Since reading Unix: A History and a Memoir by Brian Kerninghan (of K&R), I’ve been a little enamored with the idea of writing small command line tools. This article titled Hints for Writing Unix Tools hits on a bunch of things, and is worth reading, but one that really jumped out at me was this:
Output should be simple to parse and compose. This usually means representing each record as a single, plain-text formatted line of output whose columns are separated by whitespace. (No JSON, please.) Most venerable Unix tools—grep, sort, and sed among them—assume this.

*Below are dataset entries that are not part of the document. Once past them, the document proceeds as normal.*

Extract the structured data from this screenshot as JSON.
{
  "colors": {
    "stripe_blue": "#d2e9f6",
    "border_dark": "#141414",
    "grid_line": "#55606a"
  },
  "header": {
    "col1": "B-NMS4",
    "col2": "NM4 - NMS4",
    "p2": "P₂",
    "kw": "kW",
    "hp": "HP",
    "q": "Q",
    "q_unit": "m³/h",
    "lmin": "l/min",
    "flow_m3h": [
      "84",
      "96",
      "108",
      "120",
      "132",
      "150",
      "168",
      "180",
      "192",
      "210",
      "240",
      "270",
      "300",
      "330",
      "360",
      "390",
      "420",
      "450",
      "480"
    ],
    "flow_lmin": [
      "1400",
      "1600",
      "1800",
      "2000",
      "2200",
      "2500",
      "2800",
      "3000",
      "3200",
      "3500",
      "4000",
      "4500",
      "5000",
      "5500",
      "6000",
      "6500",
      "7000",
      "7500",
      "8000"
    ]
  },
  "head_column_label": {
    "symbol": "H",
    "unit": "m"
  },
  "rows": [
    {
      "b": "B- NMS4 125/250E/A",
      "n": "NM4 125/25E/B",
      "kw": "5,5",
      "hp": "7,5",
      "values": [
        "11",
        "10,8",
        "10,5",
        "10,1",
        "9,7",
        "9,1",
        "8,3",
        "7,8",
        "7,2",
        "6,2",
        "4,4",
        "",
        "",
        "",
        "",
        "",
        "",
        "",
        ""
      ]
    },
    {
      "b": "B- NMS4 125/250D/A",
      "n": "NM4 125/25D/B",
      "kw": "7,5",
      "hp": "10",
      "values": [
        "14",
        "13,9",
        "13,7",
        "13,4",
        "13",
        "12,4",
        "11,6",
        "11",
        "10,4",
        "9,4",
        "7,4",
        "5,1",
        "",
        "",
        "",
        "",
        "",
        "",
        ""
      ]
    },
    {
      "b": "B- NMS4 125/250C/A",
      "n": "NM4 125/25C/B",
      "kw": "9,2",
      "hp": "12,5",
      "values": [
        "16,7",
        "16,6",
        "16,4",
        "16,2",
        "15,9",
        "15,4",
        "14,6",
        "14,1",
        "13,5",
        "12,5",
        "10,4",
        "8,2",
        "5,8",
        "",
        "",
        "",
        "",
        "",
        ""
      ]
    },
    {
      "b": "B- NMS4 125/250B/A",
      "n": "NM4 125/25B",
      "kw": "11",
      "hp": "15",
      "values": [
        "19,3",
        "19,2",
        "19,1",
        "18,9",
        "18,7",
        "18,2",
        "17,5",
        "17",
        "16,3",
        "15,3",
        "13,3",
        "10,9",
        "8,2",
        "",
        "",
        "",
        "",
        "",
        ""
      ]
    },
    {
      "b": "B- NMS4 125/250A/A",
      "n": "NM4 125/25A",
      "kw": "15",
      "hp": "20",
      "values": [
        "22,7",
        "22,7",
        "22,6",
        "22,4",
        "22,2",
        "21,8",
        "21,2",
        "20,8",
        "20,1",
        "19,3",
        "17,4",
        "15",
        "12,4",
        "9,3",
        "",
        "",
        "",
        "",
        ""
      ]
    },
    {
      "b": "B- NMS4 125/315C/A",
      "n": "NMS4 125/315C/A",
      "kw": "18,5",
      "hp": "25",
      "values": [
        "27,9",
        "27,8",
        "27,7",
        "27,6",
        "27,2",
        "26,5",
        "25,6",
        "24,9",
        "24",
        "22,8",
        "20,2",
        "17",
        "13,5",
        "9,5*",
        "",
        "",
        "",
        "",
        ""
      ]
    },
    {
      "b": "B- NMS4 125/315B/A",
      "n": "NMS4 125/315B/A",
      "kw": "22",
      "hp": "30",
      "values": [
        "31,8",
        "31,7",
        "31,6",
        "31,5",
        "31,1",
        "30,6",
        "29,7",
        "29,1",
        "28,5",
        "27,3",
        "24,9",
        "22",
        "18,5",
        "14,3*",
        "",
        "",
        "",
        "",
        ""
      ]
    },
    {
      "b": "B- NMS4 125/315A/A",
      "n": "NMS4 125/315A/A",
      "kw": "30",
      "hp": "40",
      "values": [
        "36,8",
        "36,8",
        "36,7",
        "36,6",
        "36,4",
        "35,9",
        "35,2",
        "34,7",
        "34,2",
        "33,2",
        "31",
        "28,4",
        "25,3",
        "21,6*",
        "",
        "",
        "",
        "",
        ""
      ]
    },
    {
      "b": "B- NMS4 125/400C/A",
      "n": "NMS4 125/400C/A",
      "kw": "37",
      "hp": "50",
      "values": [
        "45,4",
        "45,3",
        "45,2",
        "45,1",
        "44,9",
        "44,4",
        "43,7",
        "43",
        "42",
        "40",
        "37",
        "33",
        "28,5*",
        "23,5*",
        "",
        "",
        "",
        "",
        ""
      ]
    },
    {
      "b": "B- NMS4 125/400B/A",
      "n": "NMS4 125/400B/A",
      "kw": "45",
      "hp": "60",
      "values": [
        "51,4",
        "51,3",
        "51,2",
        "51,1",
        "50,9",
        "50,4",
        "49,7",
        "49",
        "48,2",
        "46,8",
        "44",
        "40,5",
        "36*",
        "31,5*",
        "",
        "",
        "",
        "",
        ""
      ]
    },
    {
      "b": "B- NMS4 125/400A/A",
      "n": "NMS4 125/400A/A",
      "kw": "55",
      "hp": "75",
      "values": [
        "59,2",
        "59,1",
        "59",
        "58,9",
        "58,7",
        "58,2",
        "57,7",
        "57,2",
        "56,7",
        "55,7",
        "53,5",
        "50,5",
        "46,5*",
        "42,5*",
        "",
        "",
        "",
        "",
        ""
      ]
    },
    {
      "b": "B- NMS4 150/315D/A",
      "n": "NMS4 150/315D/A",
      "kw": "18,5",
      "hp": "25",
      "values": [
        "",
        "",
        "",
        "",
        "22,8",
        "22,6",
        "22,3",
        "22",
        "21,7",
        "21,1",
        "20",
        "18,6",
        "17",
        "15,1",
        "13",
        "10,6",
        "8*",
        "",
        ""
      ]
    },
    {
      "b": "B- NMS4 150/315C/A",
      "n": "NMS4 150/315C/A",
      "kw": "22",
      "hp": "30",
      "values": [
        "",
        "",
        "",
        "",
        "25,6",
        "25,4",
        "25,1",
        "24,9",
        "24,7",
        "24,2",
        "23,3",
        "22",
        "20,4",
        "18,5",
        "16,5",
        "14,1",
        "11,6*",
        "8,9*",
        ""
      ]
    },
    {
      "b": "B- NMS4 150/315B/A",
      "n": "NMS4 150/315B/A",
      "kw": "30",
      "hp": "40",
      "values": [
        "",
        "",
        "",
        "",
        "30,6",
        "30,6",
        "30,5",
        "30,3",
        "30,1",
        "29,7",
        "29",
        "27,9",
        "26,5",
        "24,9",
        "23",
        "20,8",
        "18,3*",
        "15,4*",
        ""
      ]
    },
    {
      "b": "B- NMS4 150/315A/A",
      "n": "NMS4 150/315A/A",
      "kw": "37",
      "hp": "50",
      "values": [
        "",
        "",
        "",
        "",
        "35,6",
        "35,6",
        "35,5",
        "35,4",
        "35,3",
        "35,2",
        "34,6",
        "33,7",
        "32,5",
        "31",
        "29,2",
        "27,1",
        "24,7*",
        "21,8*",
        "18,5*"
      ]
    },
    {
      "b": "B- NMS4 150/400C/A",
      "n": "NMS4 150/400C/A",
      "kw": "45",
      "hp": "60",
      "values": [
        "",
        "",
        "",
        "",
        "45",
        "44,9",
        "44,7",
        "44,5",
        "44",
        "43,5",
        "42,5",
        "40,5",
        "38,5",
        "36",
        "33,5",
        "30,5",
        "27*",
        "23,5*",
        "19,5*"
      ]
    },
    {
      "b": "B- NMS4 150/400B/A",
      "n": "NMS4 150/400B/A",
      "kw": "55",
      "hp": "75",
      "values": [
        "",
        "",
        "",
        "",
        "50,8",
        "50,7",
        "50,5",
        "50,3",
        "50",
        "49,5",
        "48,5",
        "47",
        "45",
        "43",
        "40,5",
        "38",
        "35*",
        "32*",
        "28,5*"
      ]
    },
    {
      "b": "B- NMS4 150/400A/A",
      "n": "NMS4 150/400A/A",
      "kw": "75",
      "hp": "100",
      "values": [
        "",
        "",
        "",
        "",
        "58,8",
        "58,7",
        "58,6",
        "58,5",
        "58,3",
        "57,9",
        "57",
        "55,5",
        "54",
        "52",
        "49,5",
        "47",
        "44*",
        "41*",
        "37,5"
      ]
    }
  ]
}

Trying to parse the output of something like this on the command line is incredibly frustrating:
{
myThing = "Blah"
percent = 0.5
...
}
However, if the output is tab delimited:
myThing blah
percent 0.5
Parsing it with Awk
, sed
, or other Unix filter tool can usually be done as easily as awk '/myThing/ { print $2 }'
. I wish more tools paid attention to this. Maybe if you were writing Unix from scratch today, you’d have processes communicate using structured data (I think this is what PowerShell does?), but you have to work with the system you have.
Everyone knows that regular expressions are terrible, but what my theory presupposes, is that a large percentage of the “how can I parse …” questions on places like Stack Overflow that are solved by a crazy regex wouldn’t exist if more tools had sane output.